It’s been a long time coming, me getting back to blogging that is. I started my first one around November of 2005, weeks after my late husband was diagnosed with a blood cancer called multiple myeloma. It was an easy way for our friends, who were spread out all over the map, to stay up to date with what was going on with his health. I knew not everyone wanted to reach out and ask, so giving them the opportunity to check in when they wanted to just made sense. After his death in March of 2010 I had a hard time going back to it. Too many memories. Despite his cancer being terminal, his passing was sudden and unexpected. Looking backwards was hard when I was trying to figure out how to move forward.
I tell people all the time that I will never fix my lips to complain about what happened to our family. I felt like we had almost 5 bonus years with my husband because we could have lost him back in 2005. The past four years without him have been – interesting. A time to establish a “new normal”. Becoming a young widow and raising our two sons alone was something I knew was a possibility when he was diagnosed. I couldn’t comprehend the magnitude of the task until it actually happened. I went in to operation “Just-Keep-Going” mode. That meant doing what I thought was best for our sons well-being, figuring out what I was going to do with my unraveling world, and making sure I stayed involved with the cancer community that was now like extended family to me.
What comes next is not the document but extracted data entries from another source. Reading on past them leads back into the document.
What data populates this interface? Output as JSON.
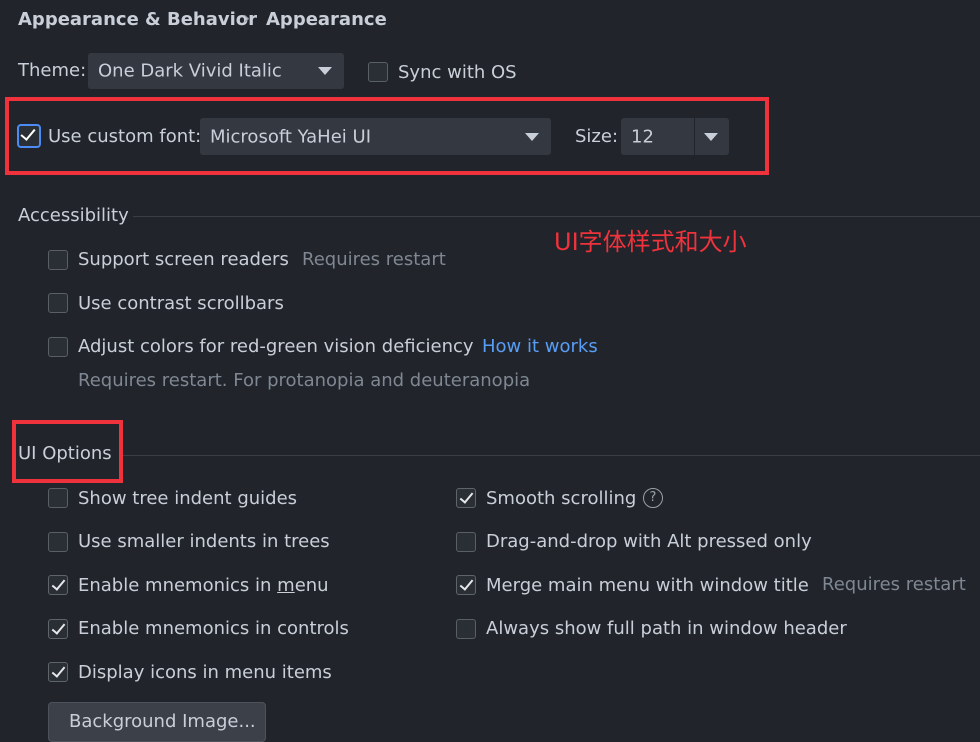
{
  "breadcrumb": {
    "parent": "Appearance & Behavior",
    "separator": "›",
    "current": "Appearance"
  },
  "theme": {
    "label": "Theme:",
    "value": "One Dark Vivid Italic",
    "sync_label": "Sync with OS",
    "sync_checked": false
  },
  "font": {
    "use_custom_label": "Use custom font:",
    "use_custom_checked": true,
    "family": "Microsoft YaHei UI",
    "size_label": "Size:",
    "size_value": "12"
  },
  "annotation": {
    "text": "UI字体样式和大小",
    "color": "#f0323c"
  },
  "accessibility": {
    "title": "Accessibility",
    "screen_readers": {
      "label": "Support screen readers",
      "note": "Requires restart",
      "checked": false
    },
    "contrast_scrollbars": {
      "label": "Use contrast scrollbars",
      "checked": false
    },
    "color_adjust": {
      "label": "Adjust colors for red-green vision deficiency",
      "link": "How it works",
      "note": "Requires restart. For protanopia and deuteranopia",
      "checked": false
    }
  },
  "ui_options": {
    "title": "UI Options",
    "left": [
      {
        "label": "Show tree indent guides",
        "checked": false
      },
      {
        "label": "Use smaller indents in trees",
        "checked": false
      },
      {
        "label_pre": "Enable mnemonics in ",
        "label_u": "m",
        "label_post": "enu",
        "checked": true
      },
      {
        "label": "Enable mnemonics in controls",
        "checked": true
      },
      {
        "label": "Display icons in menu items",
        "checked": true
      }
    ],
    "right": [
      {
        "label": "Smooth scrolling",
        "checked": true,
        "help": "?"
      },
      {
        "label": "Drag-and-drop with Alt pressed only",
        "checked": false
      },
      {
        "label": "Merge main menu with window title",
        "checked": true,
        "note": "Requires restart"
      },
      {
        "label": "Always show full path in window header",
        "checked": false
      }
    ],
    "background_button": "Background Image..."
  },
  "colors": {
    "background": "#21252b",
    "accent": "#4c8bf5",
    "link": "#589df6",
    "highlight": "#f0323c"
  }
}
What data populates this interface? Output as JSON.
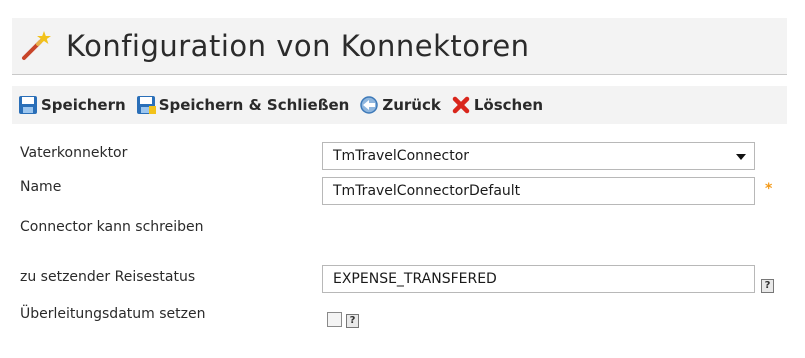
{
  "header": {
    "title": "Konfiguration von Konnektoren",
    "icon": "magic-wand-icon"
  },
  "toolbar": {
    "save_label": "Speichern",
    "save_close_label": "Speichern & Schließen",
    "back_label": "Zurück",
    "delete_label": "Löschen"
  },
  "form": {
    "parent_connector": {
      "label": "Vaterkonnektor",
      "value": "TmTravelConnector"
    },
    "name": {
      "label": "Name",
      "value": "TmTravelConnectorDefault",
      "required_marker": "*"
    },
    "can_write": {
      "label": "Connector kann schreiben"
    },
    "travel_status": {
      "label": "zu setzender Reisestatus",
      "value": "EXPENSE_TRANSFERED",
      "help": "?"
    },
    "transfer_date": {
      "label": "Überleitungsdatum setzen",
      "checked": false,
      "help": "?"
    }
  },
  "colors": {
    "panel_bg": "#f3f3f3",
    "required": "#f39a1a",
    "save_icon": "#2a6fb8",
    "delete_icon": "#d9261c"
  }
}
So what will this blog be about, you ask? Pretty much any and everything under the sun. Lord knows my life has been filled with some of the most random, poignant and even entertaining moments as I’ve “adjusted”. When you’ve seen what I’ve seen and experienced what I’ve experienced your perspective becomes different. And that’s putting it mildly. I used to tell people that becoming a widow at the age of 37 didn’t change me, but boy was that NOT TRUE! Oh, I’m different alright. I equate it to a butterfly coming out of a cocoon. A butterfly with a hint of pit bull now, I might add, because my tolerance level for nonsense plummeted after March 24, 2010. I guess that’s the byproduct of having the rug snatched from under you unexpectedly. You learn to appreciate the good in your life and dismiss the bad so you can make MORE room for good that just HAS to be on its way. I mean seriously, more good is coming, right?! Call me an “eternal optimist”. Always looking for the bright spot…or trying to be the bright spot, both work for me. So with that in mind… WELCOME!